After returning to Israel, Rav Ovadia studied at Yeshivas Bnei Zion, then headed by Rabbi Tzvi Pesach Frank ZT”L. He also served on the Petah Tikvah Beis Din. His boldness as a posek was already revealed in his first term as a dayan when, at the age of 30, he wrote a psak permitting yibbum instead of chalitza which contradicted a psak made by the Chief Rabbinate of Israel a year earlier which had forbidden yibbum.
In 1951–1952 he published his sefer on Hilchos Pesach, Chazon Ovadia. The sefer was lauded by many gedolim, including the two Chief Rabbis at that time, Rabbi Bentzion Meir Chai Uziel and Rabbi Yitzhak HaLevi Herzog. Two years later he founded Or HaTorah Yeshiva for gifted Sephardic talmidim.
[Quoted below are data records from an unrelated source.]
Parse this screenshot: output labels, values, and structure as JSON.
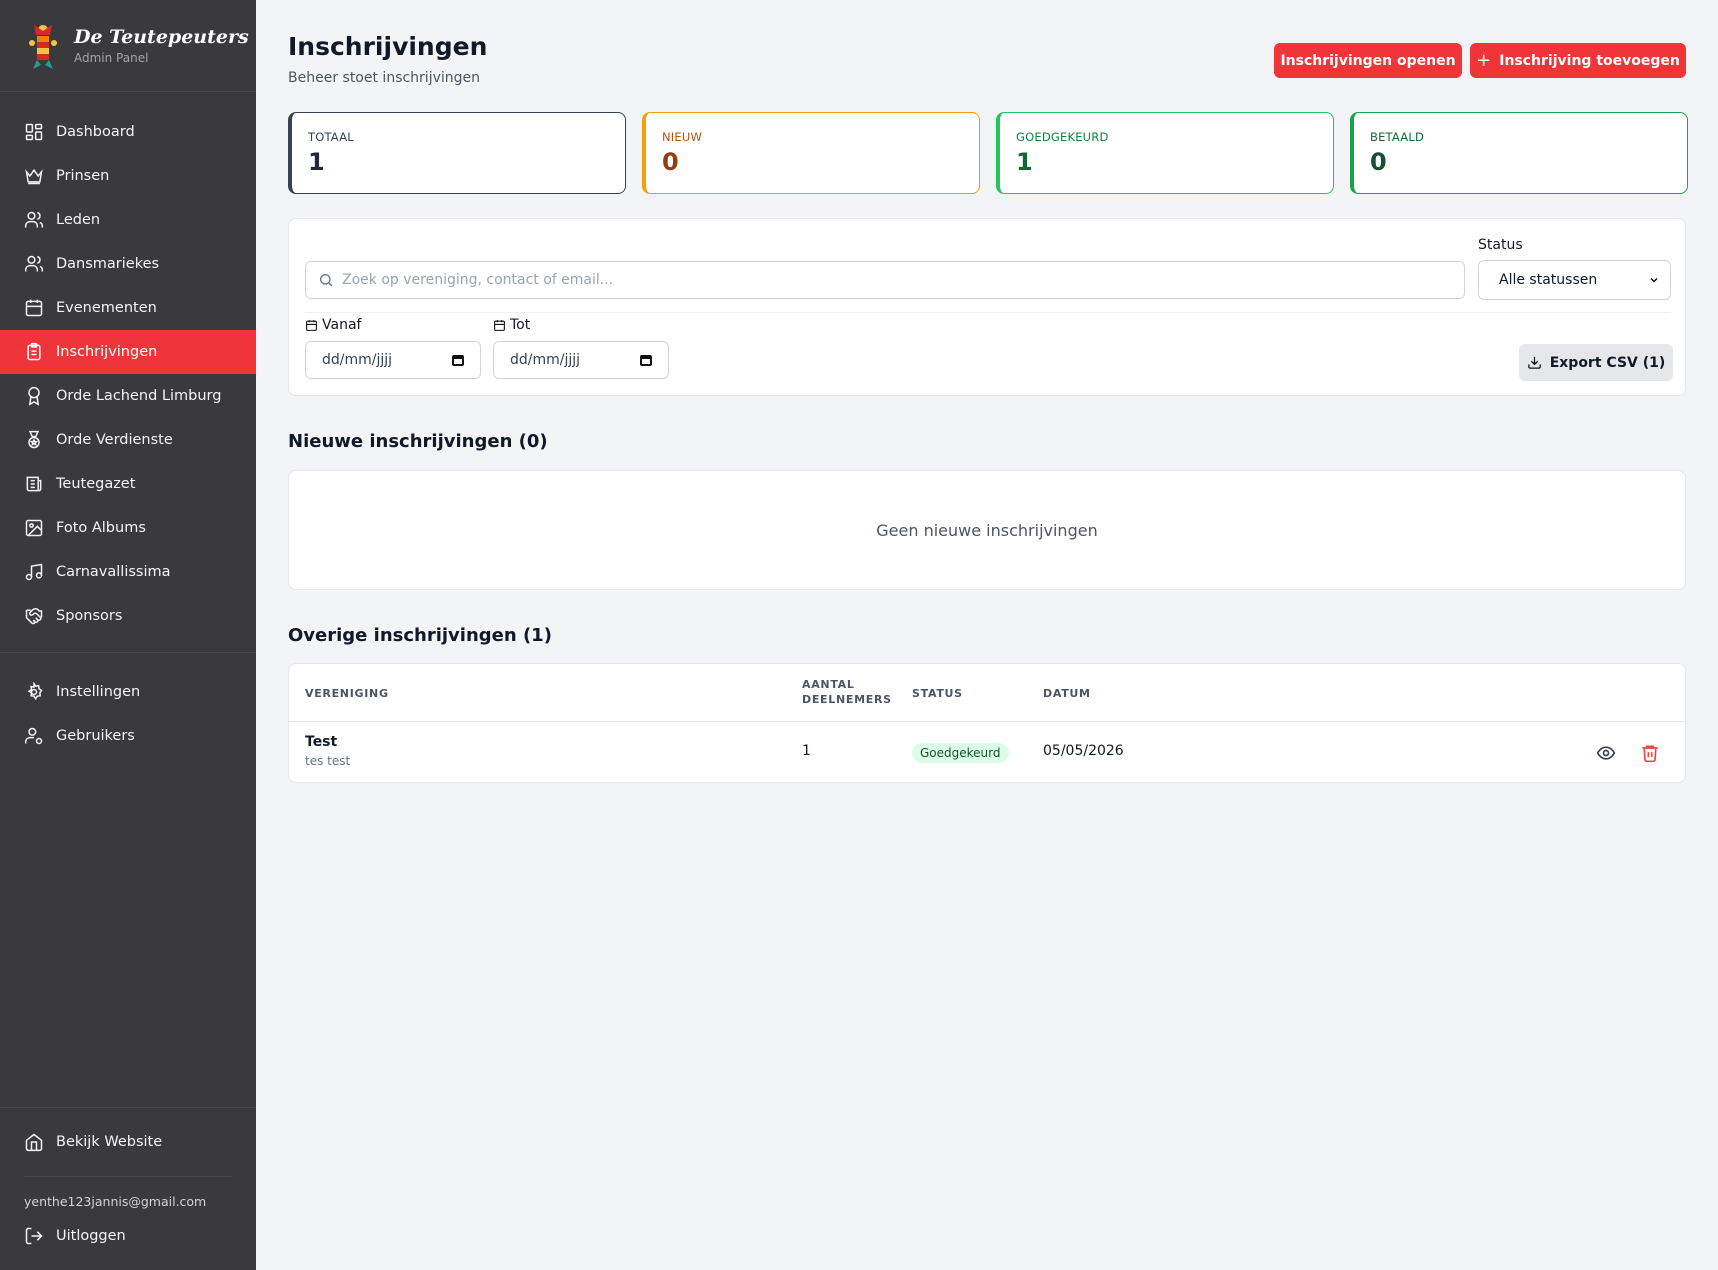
{
  "brand": {
    "name": "De Teutepeuters",
    "subtitle": "Admin Panel"
  },
  "sidebar": {
    "items": [
      {
        "label": "Dashboard",
        "icon": "dashboard-icon",
        "active": false
      },
      {
        "label": "Prinsen",
        "icon": "crown-icon",
        "active": false
      },
      {
        "label": "Leden",
        "icon": "users-icon",
        "active": false
      },
      {
        "label": "Dansmariekes",
        "icon": "users-icon",
        "active": false
      },
      {
        "label": "Evenementen",
        "icon": "calendar-icon",
        "active": false
      },
      {
        "label": "Inschrijvingen",
        "icon": "clipboard-icon",
        "active": true
      },
      {
        "label": "Orde Lachend Limburg",
        "icon": "award-icon",
        "active": false
      },
      {
        "label": "Orde Verdienste",
        "icon": "medal-icon",
        "active": false
      },
      {
        "label": "Teutegazet",
        "icon": "newspaper-icon",
        "active": false
      },
      {
        "label": "Foto Albums",
        "icon": "image-icon",
        "active": false
      },
      {
        "label": "Carnavallissima",
        "icon": "music-icon",
        "active": false
      },
      {
        "label": "Sponsors",
        "icon": "handshake-icon",
        "active": false
      }
    ],
    "secondary": [
      {
        "label": "Instellingen",
        "icon": "gear-icon"
      },
      {
        "label": "Gebruikers",
        "icon": "user-cog-icon"
      }
    ],
    "website": {
      "label": "Bekijk Website",
      "icon": "home-icon"
    },
    "user_email": "yenthe123jannis@gmail.com",
    "logout": {
      "label": "Uitloggen",
      "icon": "logout-icon"
    }
  },
  "header": {
    "title": "Inschrijvingen",
    "subtitle": "Beheer stoet inschrijvingen",
    "open_button": "Inschrijvingen openen",
    "add_button": "Inschrijving toevoegen"
  },
  "stats": {
    "total": {
      "label": "TOTAAL",
      "value": "1"
    },
    "new": {
      "label": "NIEUW",
      "value": "0"
    },
    "approved": {
      "label": "GOEDGEKEURD",
      "value": "1"
    },
    "paid": {
      "label": "BETAALD",
      "value": "0"
    }
  },
  "filters": {
    "search_placeholder": "Zoek op vereniging, contact of email...",
    "status_label": "Status",
    "status_value": "Alle statussen",
    "from_label": "Vanaf",
    "to_label": "Tot",
    "date_placeholder": "dd/mm/jjjj",
    "export_label": "Export CSV (1)"
  },
  "new_section": {
    "title": "Nieuwe inschrijvingen (0)",
    "empty_text": "Geen nieuwe inschrijvingen"
  },
  "other_section": {
    "title": "Overige inschrijvingen (1)",
    "columns": {
      "vereniging": "VERENIGING",
      "aantal_1": "AANTAL",
      "aantal_2": "DEELNEMERS",
      "status": "STATUS",
      "datum": "DATUM"
    },
    "rows": [
      {
        "name": "Test",
        "contact": "tes test",
        "count": "1",
        "status": "Goedgekeurd",
        "date": "05/05/2026"
      }
    ]
  },
  "colors": {
    "accent": "#f0353a",
    "sidebar": "#3a3a3c",
    "background": "#f3f4f6"
  }
}
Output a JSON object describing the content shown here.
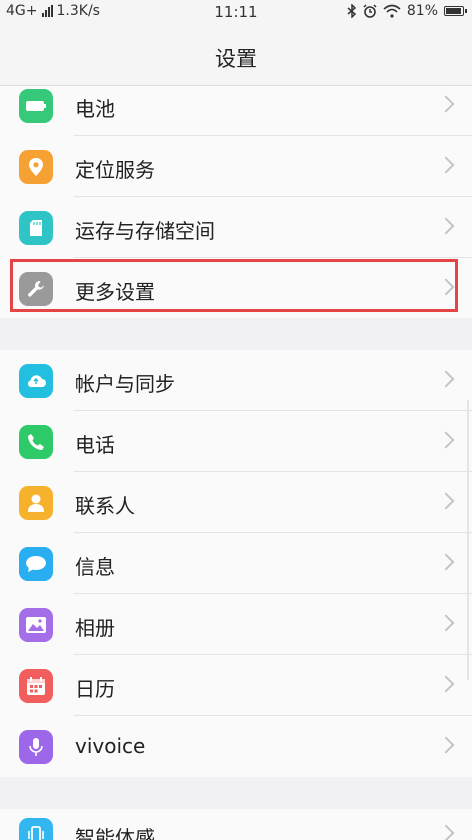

This yeshiva (which did not remain open for long) was the first of many which he established, later with the help of his sons, in order to facilitate Torah chinuch for Sephardim and establish the leadership of the community for future generations.
In 1953-4 and 1955-6 he published the first two volumes of his Magnum Opus Yabia Omer, which also received much praise.
Between 1958 and 1965 Yosef served as a dayan in the Jerusalem district Beis Din. He was then appointed to the Supreme Rabbinical Court of Appeals in Jerusalem, eventually becoming the Chief Sephardic Rabbi of Tel Aviv in 1968, a position which he held until his election as Chief Sephardic Rabbi of Israel in 1973.